LIBERALISME ET CONCURRENCE
Les positions de Hobbes et de Rousseau sont du point de vue libéral paradoxales.
La seconde (Rousseau) tente de fonder la liberté politique sur la réduction, voire la suppression des inégalités sociales et économiques. Ce faisant elle fait du peuple absolument souverain la source d’une législation égalitaire, voire égalitariste, seule capable de rendre possible un authentique intérêt commun et une volonté générale qui s’impose aux intérêts particuliers. Mais l’expression de cette volonté générale suppose trois conditions extrêmement restrictives: D’abord que tous les citoyens unis par contrat au tout de la société soient, sinon d’accord sur tout, au moins sur la nécessité de réduire la liberté économique afin de rendre impossible le développement d’une économique dynamique et progressive mettant en jeu les désirs et passions illimités des individus.
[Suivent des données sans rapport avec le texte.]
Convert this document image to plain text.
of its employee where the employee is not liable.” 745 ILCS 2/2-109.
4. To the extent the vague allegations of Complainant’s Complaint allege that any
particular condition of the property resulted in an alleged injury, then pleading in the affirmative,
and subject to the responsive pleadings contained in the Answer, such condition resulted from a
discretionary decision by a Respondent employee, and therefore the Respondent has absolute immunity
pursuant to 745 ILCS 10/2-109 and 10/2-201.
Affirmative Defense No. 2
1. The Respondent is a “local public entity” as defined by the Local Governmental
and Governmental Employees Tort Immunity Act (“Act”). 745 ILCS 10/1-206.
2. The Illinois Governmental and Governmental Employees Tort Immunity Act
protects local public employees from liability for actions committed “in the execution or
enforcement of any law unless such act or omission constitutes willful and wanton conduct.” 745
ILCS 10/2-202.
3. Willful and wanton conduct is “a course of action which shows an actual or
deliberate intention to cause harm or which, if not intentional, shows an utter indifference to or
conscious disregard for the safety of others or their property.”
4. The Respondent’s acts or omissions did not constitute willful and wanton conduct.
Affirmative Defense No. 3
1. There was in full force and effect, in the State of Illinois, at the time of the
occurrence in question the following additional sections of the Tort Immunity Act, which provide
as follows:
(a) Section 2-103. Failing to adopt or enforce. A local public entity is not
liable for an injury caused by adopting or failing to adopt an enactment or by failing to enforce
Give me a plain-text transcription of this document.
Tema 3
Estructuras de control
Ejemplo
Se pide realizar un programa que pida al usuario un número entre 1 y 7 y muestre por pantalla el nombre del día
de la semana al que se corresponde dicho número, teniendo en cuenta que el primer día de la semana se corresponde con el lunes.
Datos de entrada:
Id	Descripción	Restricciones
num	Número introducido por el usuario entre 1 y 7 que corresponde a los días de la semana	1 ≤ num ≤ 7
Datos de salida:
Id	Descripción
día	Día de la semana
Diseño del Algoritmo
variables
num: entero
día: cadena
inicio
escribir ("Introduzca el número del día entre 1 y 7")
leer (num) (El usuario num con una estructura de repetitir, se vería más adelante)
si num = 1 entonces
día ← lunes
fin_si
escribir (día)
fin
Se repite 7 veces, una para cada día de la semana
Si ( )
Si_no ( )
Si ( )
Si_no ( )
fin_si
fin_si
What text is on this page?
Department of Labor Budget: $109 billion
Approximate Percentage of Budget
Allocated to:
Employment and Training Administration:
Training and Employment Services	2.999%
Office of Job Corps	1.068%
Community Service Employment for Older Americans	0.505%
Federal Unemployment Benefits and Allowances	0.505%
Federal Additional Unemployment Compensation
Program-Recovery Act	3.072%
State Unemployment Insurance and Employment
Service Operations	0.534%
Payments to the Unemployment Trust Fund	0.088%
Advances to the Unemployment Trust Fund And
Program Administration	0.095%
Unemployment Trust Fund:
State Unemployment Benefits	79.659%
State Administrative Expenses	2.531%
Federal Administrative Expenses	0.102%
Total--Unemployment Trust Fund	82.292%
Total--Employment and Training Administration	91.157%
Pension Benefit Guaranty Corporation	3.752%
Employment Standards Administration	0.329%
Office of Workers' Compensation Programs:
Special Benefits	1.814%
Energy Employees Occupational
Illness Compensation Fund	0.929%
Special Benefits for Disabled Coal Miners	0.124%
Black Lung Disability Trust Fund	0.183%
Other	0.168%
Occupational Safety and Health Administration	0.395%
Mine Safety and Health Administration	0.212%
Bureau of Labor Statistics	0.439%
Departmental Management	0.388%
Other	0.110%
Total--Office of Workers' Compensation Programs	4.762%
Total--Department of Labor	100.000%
Cette économie frugale du besoin naturel par opposition à celle des désirs artificiels implique à son tour une société communautaire, voire communautariste peu nombreuse dans laquelle tous se connaissent personnellement, fermée et indépendante des autres, réellement, c’est à dire socialement et économiquement, égalitaire, dont le ciment idéologique est une religion civile obligatoire qui « sacralise » la communauté aux dépens des désirs individuels et des autres sociétés. Ensuite elle suppose le pouvoir exécutif fort d’une élite de magistrats non directement contrôlables par les individus-citoyens , indépendante du pouvoir législatif du peuple, afin de faire respecter par chacun, y compris par la contrainte et la menace de mort, cette égalité et l’expression de cette volonté générale transcendant les désirs et intérêts particuliers qui en est la conséquence. Enfin elle exige des citoyens vertueux dans leur plus grande majorité, dépourvus d’égoïsme et qui accepteraient, plus volontairement que par la contrainte, de sacrifier ou de mettre au service de la communauté leurs personnes, leurs biens et leur liberté ou pouvoirs naturels. Autant dire que la position de Rousseau reste inapplicable à la quasi-totalité des sociétés humaines existantes, sauf à prétendre les révolutionner par la violence et la terreur extrêmes ; ce qui de l’aveu même de Rousseau conduirait au pire désastre social qui soit : la fin du contrat social et à la guerre civile qui elle même fait cesser toute moralité.